Download or read book Dutch Seventeenth century Genre Painting written by Wayne E. Franits and published by Yale University Press. This book was released on 2004-01-01 with total page 342 pages. Available in PDF, EPUB and Kindle. Book excerpt: The appealing genre paintings of great seventeenth-century Dutch artists - Vermeer, Steen, de Hooch, Dou and others - have long enjoyed tremendous popularity. This comprehensive book explores the evolution of genre painting throughout the Dutch Golden Age, beginning in the early 1600s and continuing through the opening years of the next century. Wayne Franits, a well-known scholar of Dutch genre painting, offers a wealth of information about these works as well as about seventeenth-century Dutch culture, its predilections and its prejudices. The author approaches genre paintings from a variety of perspectives, examining their reception among contemporary audiences and setting the works in their political, cultural and economic contexts. The works emerge as distinctly conventional images, Franits shows, as genre artists continually replicated specific styles, motifs and a surprisingly restricted number of themes over the course of several generations. Luxuriously illustrated and with a full representation of the major artists and the cities where genre painting flourished, this book will delight students, scholars and general readers alike.
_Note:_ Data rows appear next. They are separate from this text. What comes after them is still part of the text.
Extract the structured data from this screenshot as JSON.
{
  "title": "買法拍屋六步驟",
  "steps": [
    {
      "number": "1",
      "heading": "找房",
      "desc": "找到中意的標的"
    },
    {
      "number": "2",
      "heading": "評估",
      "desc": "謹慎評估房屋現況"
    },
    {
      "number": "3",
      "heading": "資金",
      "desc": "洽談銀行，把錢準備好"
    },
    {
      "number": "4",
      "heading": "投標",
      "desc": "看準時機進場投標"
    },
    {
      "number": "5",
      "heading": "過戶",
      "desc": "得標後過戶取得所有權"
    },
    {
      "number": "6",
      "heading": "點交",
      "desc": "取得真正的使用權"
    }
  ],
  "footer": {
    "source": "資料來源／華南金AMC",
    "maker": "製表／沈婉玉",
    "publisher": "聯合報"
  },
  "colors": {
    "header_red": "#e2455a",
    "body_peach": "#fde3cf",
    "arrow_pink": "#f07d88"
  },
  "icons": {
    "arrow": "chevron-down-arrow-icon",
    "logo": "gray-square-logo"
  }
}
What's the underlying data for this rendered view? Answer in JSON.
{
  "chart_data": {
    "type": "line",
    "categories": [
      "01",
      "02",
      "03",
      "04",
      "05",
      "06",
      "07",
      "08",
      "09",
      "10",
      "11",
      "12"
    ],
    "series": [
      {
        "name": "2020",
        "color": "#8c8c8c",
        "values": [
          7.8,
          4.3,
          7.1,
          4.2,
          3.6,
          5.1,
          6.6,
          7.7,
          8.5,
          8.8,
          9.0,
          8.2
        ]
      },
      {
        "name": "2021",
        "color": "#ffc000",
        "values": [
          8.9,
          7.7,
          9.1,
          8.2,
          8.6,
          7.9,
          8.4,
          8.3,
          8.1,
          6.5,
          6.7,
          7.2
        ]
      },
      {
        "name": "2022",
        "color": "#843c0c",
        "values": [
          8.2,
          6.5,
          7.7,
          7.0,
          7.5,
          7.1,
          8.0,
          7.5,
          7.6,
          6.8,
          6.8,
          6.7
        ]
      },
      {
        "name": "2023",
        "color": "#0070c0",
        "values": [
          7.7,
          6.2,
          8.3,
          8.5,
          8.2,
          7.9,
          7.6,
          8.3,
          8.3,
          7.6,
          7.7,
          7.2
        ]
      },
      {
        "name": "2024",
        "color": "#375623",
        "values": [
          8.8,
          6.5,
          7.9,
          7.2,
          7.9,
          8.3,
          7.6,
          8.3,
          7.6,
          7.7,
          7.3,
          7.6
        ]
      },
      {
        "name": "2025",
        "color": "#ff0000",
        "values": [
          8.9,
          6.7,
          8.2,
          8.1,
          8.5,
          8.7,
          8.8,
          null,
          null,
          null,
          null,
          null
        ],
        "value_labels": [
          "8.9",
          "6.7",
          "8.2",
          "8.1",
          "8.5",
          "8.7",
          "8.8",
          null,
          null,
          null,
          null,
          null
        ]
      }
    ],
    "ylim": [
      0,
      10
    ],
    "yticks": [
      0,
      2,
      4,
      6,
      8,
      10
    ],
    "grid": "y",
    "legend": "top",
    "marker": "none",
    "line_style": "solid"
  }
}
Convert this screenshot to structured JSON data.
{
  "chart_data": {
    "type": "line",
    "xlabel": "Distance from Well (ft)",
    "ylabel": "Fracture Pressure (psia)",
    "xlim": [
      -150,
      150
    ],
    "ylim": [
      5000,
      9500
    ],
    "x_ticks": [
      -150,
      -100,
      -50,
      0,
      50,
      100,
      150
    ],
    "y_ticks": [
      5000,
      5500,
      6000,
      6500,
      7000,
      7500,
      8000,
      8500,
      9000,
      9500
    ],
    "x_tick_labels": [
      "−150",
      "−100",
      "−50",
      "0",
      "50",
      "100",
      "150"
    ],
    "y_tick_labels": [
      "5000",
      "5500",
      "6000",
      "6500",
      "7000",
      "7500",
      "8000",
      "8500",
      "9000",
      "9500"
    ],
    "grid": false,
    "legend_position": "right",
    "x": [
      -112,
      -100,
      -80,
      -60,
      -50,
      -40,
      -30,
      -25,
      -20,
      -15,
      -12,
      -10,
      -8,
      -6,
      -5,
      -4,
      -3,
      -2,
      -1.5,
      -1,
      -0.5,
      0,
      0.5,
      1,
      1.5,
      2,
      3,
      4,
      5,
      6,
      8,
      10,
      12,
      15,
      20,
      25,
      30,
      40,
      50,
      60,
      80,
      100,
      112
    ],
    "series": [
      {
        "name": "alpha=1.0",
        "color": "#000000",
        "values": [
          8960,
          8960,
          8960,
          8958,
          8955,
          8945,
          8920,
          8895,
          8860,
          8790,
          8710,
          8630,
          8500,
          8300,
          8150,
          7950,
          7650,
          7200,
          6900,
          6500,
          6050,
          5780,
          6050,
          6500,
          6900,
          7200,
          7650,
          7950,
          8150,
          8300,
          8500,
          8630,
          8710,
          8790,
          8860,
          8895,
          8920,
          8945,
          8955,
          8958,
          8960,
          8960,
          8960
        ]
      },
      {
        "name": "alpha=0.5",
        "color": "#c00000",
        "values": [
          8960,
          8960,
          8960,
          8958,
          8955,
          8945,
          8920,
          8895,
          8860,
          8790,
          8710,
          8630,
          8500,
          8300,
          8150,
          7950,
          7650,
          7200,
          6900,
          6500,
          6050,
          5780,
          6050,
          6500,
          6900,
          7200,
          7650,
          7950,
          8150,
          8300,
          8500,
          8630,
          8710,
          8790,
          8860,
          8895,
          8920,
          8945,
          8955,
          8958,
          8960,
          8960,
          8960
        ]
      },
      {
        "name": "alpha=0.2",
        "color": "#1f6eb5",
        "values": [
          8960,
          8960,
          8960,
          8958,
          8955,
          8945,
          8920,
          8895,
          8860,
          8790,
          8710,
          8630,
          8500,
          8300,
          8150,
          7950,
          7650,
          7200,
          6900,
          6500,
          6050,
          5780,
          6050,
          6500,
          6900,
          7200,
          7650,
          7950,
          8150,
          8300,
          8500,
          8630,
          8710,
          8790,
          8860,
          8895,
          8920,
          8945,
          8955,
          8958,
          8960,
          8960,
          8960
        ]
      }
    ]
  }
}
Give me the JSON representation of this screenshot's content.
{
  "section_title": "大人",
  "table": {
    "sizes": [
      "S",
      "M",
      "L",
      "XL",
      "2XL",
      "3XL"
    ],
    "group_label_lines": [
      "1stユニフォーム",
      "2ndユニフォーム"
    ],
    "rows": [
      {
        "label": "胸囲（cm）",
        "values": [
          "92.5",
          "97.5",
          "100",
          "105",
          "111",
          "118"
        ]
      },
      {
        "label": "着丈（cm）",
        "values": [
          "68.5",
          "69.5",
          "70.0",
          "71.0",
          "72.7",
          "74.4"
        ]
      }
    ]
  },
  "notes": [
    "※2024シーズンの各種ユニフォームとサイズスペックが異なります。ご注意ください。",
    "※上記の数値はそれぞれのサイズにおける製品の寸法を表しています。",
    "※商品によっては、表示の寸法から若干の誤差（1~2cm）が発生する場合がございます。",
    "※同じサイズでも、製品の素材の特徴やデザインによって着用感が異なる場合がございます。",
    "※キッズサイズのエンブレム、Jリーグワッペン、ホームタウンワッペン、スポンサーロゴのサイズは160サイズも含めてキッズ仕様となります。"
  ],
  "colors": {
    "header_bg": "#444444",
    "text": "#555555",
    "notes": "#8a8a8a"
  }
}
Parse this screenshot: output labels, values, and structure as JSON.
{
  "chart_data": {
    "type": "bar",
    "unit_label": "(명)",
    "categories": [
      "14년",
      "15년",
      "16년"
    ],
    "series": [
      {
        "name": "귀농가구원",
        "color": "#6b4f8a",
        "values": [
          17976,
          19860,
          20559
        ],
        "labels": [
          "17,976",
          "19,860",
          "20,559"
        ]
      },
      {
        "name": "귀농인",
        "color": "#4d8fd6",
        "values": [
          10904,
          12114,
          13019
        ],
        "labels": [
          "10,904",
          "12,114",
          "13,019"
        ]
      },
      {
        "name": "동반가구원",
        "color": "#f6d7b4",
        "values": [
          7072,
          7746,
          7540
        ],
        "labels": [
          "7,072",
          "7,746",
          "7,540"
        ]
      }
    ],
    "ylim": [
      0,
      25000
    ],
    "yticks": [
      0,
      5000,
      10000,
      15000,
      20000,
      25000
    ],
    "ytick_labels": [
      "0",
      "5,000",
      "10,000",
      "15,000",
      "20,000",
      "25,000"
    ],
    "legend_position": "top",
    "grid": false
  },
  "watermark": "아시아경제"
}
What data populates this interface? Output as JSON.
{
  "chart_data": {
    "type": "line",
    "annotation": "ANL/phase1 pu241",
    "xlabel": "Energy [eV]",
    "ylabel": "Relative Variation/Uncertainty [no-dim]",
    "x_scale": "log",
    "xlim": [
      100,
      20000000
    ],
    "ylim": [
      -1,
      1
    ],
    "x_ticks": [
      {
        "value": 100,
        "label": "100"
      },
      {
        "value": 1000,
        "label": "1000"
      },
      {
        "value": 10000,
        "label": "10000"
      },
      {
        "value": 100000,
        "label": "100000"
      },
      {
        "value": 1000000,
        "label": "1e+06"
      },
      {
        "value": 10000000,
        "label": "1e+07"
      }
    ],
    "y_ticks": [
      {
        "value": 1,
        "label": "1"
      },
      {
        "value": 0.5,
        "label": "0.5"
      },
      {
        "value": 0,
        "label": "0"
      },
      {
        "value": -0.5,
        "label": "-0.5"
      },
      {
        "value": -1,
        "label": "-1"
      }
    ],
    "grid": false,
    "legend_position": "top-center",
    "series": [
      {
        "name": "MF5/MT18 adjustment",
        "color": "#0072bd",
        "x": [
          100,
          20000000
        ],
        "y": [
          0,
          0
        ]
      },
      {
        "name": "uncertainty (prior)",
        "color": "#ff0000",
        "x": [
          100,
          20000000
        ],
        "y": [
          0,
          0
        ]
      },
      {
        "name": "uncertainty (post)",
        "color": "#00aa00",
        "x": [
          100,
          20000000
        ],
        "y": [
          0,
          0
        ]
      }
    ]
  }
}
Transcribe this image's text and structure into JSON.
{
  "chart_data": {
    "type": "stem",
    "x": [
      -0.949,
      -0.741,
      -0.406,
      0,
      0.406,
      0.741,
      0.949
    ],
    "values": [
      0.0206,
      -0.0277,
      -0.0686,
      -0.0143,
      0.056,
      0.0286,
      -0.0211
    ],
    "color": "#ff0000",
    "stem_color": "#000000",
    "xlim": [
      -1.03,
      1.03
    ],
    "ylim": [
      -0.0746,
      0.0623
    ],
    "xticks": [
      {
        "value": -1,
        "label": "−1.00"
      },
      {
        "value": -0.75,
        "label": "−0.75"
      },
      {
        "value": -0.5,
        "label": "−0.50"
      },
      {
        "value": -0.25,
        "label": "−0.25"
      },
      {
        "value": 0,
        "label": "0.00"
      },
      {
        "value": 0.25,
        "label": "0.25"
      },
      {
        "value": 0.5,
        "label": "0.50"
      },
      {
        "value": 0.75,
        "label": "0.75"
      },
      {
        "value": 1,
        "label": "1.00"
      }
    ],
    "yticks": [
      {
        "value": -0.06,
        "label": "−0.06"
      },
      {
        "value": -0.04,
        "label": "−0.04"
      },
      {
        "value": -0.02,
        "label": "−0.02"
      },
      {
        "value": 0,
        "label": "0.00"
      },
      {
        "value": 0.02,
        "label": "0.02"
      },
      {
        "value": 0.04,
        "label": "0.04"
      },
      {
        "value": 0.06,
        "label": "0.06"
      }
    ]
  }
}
Download or read book Social Justice in Spanish Golden Age Theatre written by Erin Cowling and published by University of Toronto Press. This book was released on 2021-02-01 with total page 294 pages. Available in PDF, EPUB and Kindle. Book excerpt: This collection of original new essays focuses on the many ways in which early modern Spanish plays engaged their audiences in a dialogue about abuse, injustice, and inequality. Far from the traditional monolithic view of theatrical works as tools for expanding ideology, these essays each recognize the power of theatre in reflecting on issues related to social justice. The first section of the book focuses on textual analysis, taking into account legal, feminist, and collective bargaining theory. The second section explores issues surrounding theatricality, performativity, and intellectual property laws through an analysis of contemporary adaptations. The final section reflects on social justice from the practitioners’ point of view, including actors and directors. Social Justice in Spanish Golden Age Theatre reveals how adaptations of classical theatre portray social justice and how throughout history the writing and staging of comedias has been at the service of a wide range of political agendas.